En 2004, le nombre de voyages en Corée effectués par des Japonais a augmenté de 40 %, tandis que 2 millions de Japonais ont visité les lieux de tournage de Fuyu no sonata et d’autres œuvres. Au point d’avoir des conséquences sur l’environnement et d’obliger la fermeture de certains sites. Cette forme de tourisme a atteint de nouveaux sommets à chaque fois qu’une nouvelle série télévisée mettant en scène Yon-sama était diffusée sur les petits écrans. Parmi elles, on peut citer Dae Jang Geum (Jewel in the Palace), une série en costumes mettant l’accent sur les liens historiques et culturels entre la Corée, la Chine et le Japon avec de nombreuses intrigues à la cour impériale. Encore une fois, les Japonaises ont adhéré au personnage réconfortant et sympathique incarné par Yon-sama.
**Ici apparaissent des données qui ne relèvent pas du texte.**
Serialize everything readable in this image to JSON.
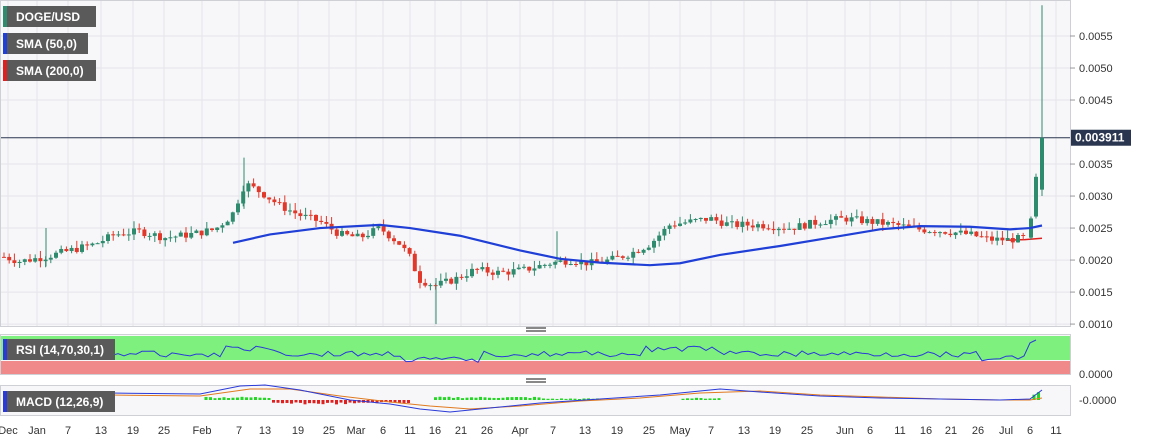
{
  "legend": {
    "symbol": "DOGE/USD",
    "sma50": "SMA (50,0)",
    "sma200": "SMA (200,0)",
    "rsi": "RSI (14,70,30,1)",
    "macd": "MACD (12,26,9)"
  },
  "colors": {
    "up": "#2e8b6e",
    "down": "#e0392b",
    "sma50": "#1f3fd6",
    "sma200": "#e02020",
    "rsi_line": "#2a3ad8",
    "overbought": "#7ef07e",
    "oversold": "#f08a8a",
    "macd_line": "#2a3ad8",
    "signal_line": "#e07a20",
    "hist_up": "#22d822",
    "hist_down": "#e02020",
    "price_tag": "#2a3550"
  },
  "chart_data": {
    "type": "candlestick",
    "title": "DOGE/USD",
    "current_price": "0.003911",
    "current_price_value": 0.003911,
    "ylim": [
      0.00097,
      0.006
    ],
    "y_ticks": [
      "0.0055",
      "0.0050",
      "0.0045",
      "0.0035",
      "0.0030",
      "0.0025",
      "0.0020",
      "0.0015",
      "0.0010"
    ],
    "y_tick_values": [
      0.0055,
      0.005,
      0.0045,
      0.0035,
      0.003,
      0.0025,
      0.002,
      0.0015,
      0.001
    ],
    "x_ticks": [
      "Dec",
      "Jan",
      "7",
      "13",
      "19",
      "25",
      "Feb",
      "7",
      "13",
      "19",
      "25",
      "Mar",
      "6",
      "11",
      "16",
      "21",
      "26",
      "Apr",
      "7",
      "13",
      "19",
      "25",
      "May",
      "7",
      "13",
      "19",
      "25",
      "Jun",
      "6",
      "11",
      "16",
      "21",
      "26",
      "Jul",
      "6",
      "11"
    ],
    "rsi_ticks": [],
    "macd_ticks": [
      "-0.0000"
    ],
    "rsi_zero_label": "0.0000"
  }
}
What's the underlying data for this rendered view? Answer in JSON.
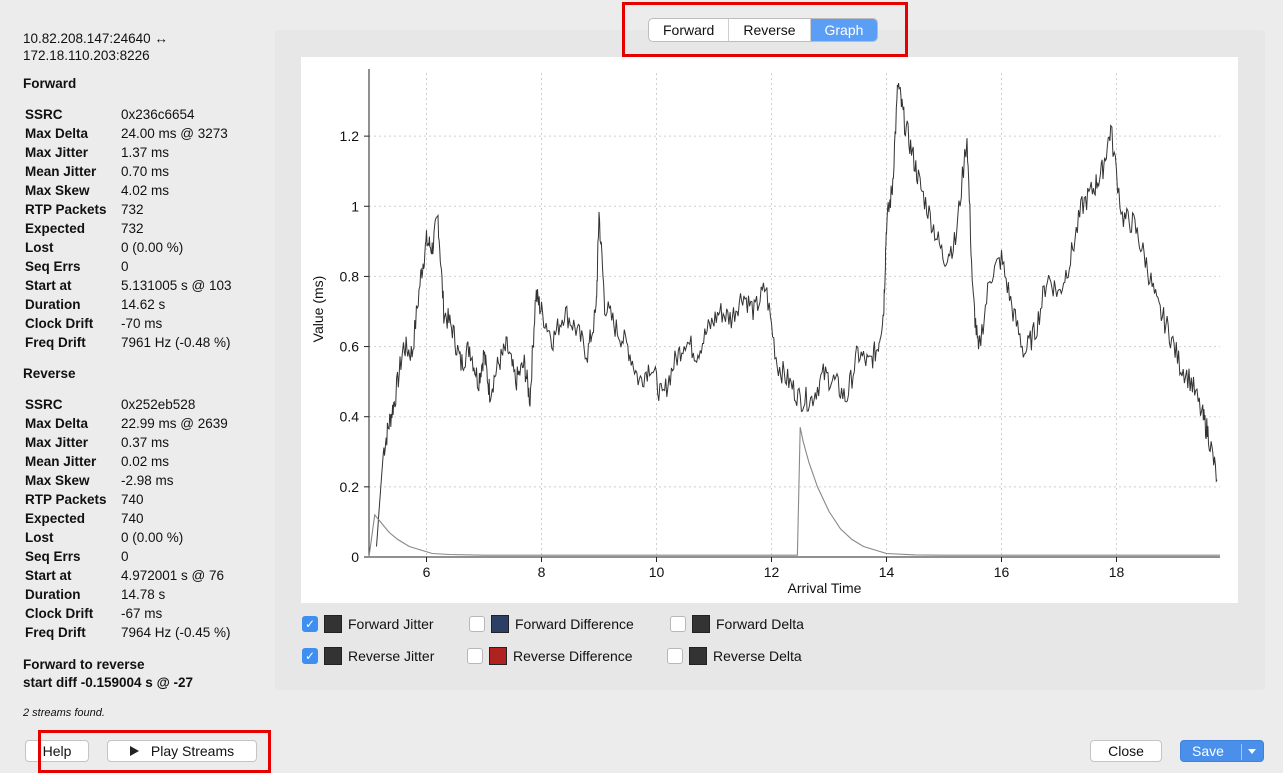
{
  "address": {
    "line1": "10.82.208.147:24640 ↔",
    "line2": "172.18.110.203:8226"
  },
  "forward": {
    "title": "Forward",
    "rows": [
      {
        "key": "SSRC",
        "value": "0x236c6654"
      },
      {
        "key": "Max Delta",
        "value": "24.00 ms @ 3273"
      },
      {
        "key": "Max Jitter",
        "value": "1.37 ms"
      },
      {
        "key": "Mean Jitter",
        "value": "0.70 ms"
      },
      {
        "key": "Max Skew",
        "value": "4.02 ms"
      },
      {
        "key": "RTP Packets",
        "value": "732"
      },
      {
        "key": "Expected",
        "value": "732"
      },
      {
        "key": "Lost",
        "value": "0 (0.00 %)"
      },
      {
        "key": "Seq Errs",
        "value": "0"
      },
      {
        "key": "Start at",
        "value": "5.131005 s @ 103"
      },
      {
        "key": "Duration",
        "value": "14.62 s"
      },
      {
        "key": "Clock Drift",
        "value": "-70 ms"
      },
      {
        "key": "Freq Drift",
        "value": "7961 Hz (-0.48 %)"
      }
    ]
  },
  "reverse": {
    "title": "Reverse",
    "rows": [
      {
        "key": "SSRC",
        "value": "0x252eb528"
      },
      {
        "key": "Max Delta",
        "value": "22.99 ms @ 2639"
      },
      {
        "key": "Max Jitter",
        "value": "0.37 ms"
      },
      {
        "key": "Mean Jitter",
        "value": "0.02 ms"
      },
      {
        "key": "Max Skew",
        "value": "-2.98 ms"
      },
      {
        "key": "RTP Packets",
        "value": "740"
      },
      {
        "key": "Expected",
        "value": "740"
      },
      {
        "key": "Lost",
        "value": "0 (0.00 %)"
      },
      {
        "key": "Seq Errs",
        "value": "0"
      },
      {
        "key": "Start at",
        "value": "4.972001 s @ 76"
      },
      {
        "key": "Duration",
        "value": "14.78 s"
      },
      {
        "key": "Clock Drift",
        "value": "-67 ms"
      },
      {
        "key": "Freq Drift",
        "value": "7964 Hz (-0.45 %)"
      }
    ]
  },
  "forward_to_reverse": {
    "line1": "Forward to reverse",
    "line2": "start diff -0.159004 s @ -27"
  },
  "streams_found": "2 streams found.",
  "tabs": [
    {
      "label": "Forward",
      "active": false
    },
    {
      "label": "Reverse",
      "active": false
    },
    {
      "label": "Graph",
      "active": true
    }
  ],
  "legend": [
    {
      "label": "Forward Jitter",
      "checked": true,
      "color": "#333333"
    },
    {
      "label": "Forward Difference",
      "checked": false,
      "color": "#2e3f66"
    },
    {
      "label": "Forward Delta",
      "checked": false,
      "color": "#333333"
    },
    {
      "label": "Reverse Jitter",
      "checked": true,
      "color": "#333333"
    },
    {
      "label": "Reverse Difference",
      "checked": false,
      "color": "#b02222"
    },
    {
      "label": "Reverse Delta",
      "checked": false,
      "color": "#333333"
    }
  ],
  "buttons": {
    "help": "Help",
    "play": "Play Streams",
    "close": "Close",
    "save": "Save"
  },
  "icons": {
    "play": "play-icon",
    "save_menu": "chevron-down-icon",
    "checkmark": "checkmark-icon"
  },
  "chart_data": {
    "type": "line",
    "title": "",
    "xlabel": "Arrival Time",
    "ylabel": "Value (ms)",
    "xlim": [
      5.0,
      19.8
    ],
    "ylim": [
      0,
      1.38
    ],
    "x_ticks": [
      6,
      8,
      10,
      12,
      14,
      16,
      18
    ],
    "y_ticks": [
      0,
      0.2,
      0.4,
      0.6,
      0.8,
      1,
      1.2
    ],
    "y_tick_labels": [
      "0",
      "0.2",
      "0.4",
      "0.6",
      "0.8",
      "1",
      "1.2"
    ],
    "grid": true,
    "series": [
      {
        "name": "Forward Jitter",
        "color": "#333333",
        "x": [
          5.13,
          5.25,
          5.35,
          5.45,
          5.6,
          5.75,
          5.9,
          6.0,
          6.1,
          6.2,
          6.3,
          6.45,
          6.6,
          6.75,
          6.9,
          7.0,
          7.1,
          7.25,
          7.4,
          7.55,
          7.7,
          7.8,
          7.9,
          8.0,
          8.2,
          8.4,
          8.6,
          8.8,
          8.95,
          9.0,
          9.1,
          9.3,
          9.5,
          9.7,
          9.9,
          10.1,
          10.3,
          10.5,
          10.7,
          10.9,
          11.1,
          11.3,
          11.5,
          11.7,
          11.9,
          12.1,
          12.3,
          12.5,
          12.7,
          12.9,
          13.1,
          13.3,
          13.5,
          13.7,
          13.85,
          13.95,
          14.0,
          14.1,
          14.2,
          14.3,
          14.45,
          14.6,
          14.8,
          15.0,
          15.2,
          15.4,
          15.5,
          15.6,
          15.8,
          16.0,
          16.2,
          16.4,
          16.6,
          16.8,
          17.0,
          17.2,
          17.4,
          17.6,
          17.75,
          17.9,
          18.1,
          18.3,
          18.5,
          18.7,
          18.9,
          19.1,
          19.3,
          19.5,
          19.6,
          19.75
        ],
        "values": [
          0.03,
          0.3,
          0.38,
          0.45,
          0.6,
          0.58,
          0.8,
          0.9,
          0.88,
          0.97,
          0.7,
          0.65,
          0.55,
          0.6,
          0.5,
          0.58,
          0.47,
          0.55,
          0.6,
          0.5,
          0.55,
          0.45,
          0.75,
          0.7,
          0.62,
          0.7,
          0.65,
          0.58,
          0.7,
          0.98,
          0.72,
          0.65,
          0.6,
          0.5,
          0.55,
          0.45,
          0.55,
          0.62,
          0.58,
          0.65,
          0.7,
          0.68,
          0.75,
          0.7,
          0.77,
          0.55,
          0.5,
          0.45,
          0.45,
          0.52,
          0.5,
          0.45,
          0.58,
          0.55,
          0.6,
          0.7,
          0.95,
          1.05,
          1.35,
          1.25,
          1.15,
          1.05,
          0.95,
          0.85,
          0.9,
          1.2,
          0.75,
          0.58,
          0.8,
          0.85,
          0.7,
          0.58,
          0.65,
          0.8,
          0.75,
          0.85,
          1.0,
          1.05,
          1.1,
          1.22,
          0.97,
          0.95,
          0.85,
          0.72,
          0.65,
          0.55,
          0.5,
          0.4,
          0.35,
          0.22
        ]
      },
      {
        "name": "Reverse Jitter",
        "color": "#888888",
        "x": [
          5.0,
          5.1,
          5.2,
          5.35,
          5.5,
          5.7,
          5.9,
          6.1,
          6.4,
          7.0,
          8.0,
          9.0,
          10.0,
          11.0,
          12.0,
          12.45,
          12.5,
          12.55,
          12.65,
          12.8,
          13.0,
          13.2,
          13.4,
          13.6,
          13.8,
          14.0,
          14.5,
          15.0,
          16.0,
          17.0,
          18.0,
          19.0,
          19.8
        ],
        "values": [
          0.0,
          0.12,
          0.1,
          0.07,
          0.05,
          0.03,
          0.02,
          0.01,
          0.007,
          0.005,
          0.005,
          0.005,
          0.005,
          0.005,
          0.005,
          0.005,
          0.37,
          0.33,
          0.27,
          0.2,
          0.13,
          0.08,
          0.05,
          0.03,
          0.02,
          0.01,
          0.006,
          0.005,
          0.005,
          0.005,
          0.005,
          0.005,
          0.005
        ]
      }
    ]
  }
}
Même si récemment, les séries télévisées coréennes ne dominent plus autant les écrans, elles conservent une base de fans solide dans l’Archipel, probablement parce que la barrière culturelle n’est pas difficile à franchir et que la plupart des téléspectateurs se retrouvent dans les histoires. L’impact de la culture pop coréenne sur le public japonais s’est même étendu à l’apprentissage des langues. Le nombre de personnes s’intéressant à l’apprentissage du coréen a considérablement augmenté, en faisant la quatrième langue étrangère la plus populaire après l’anglais, le français et le chinois.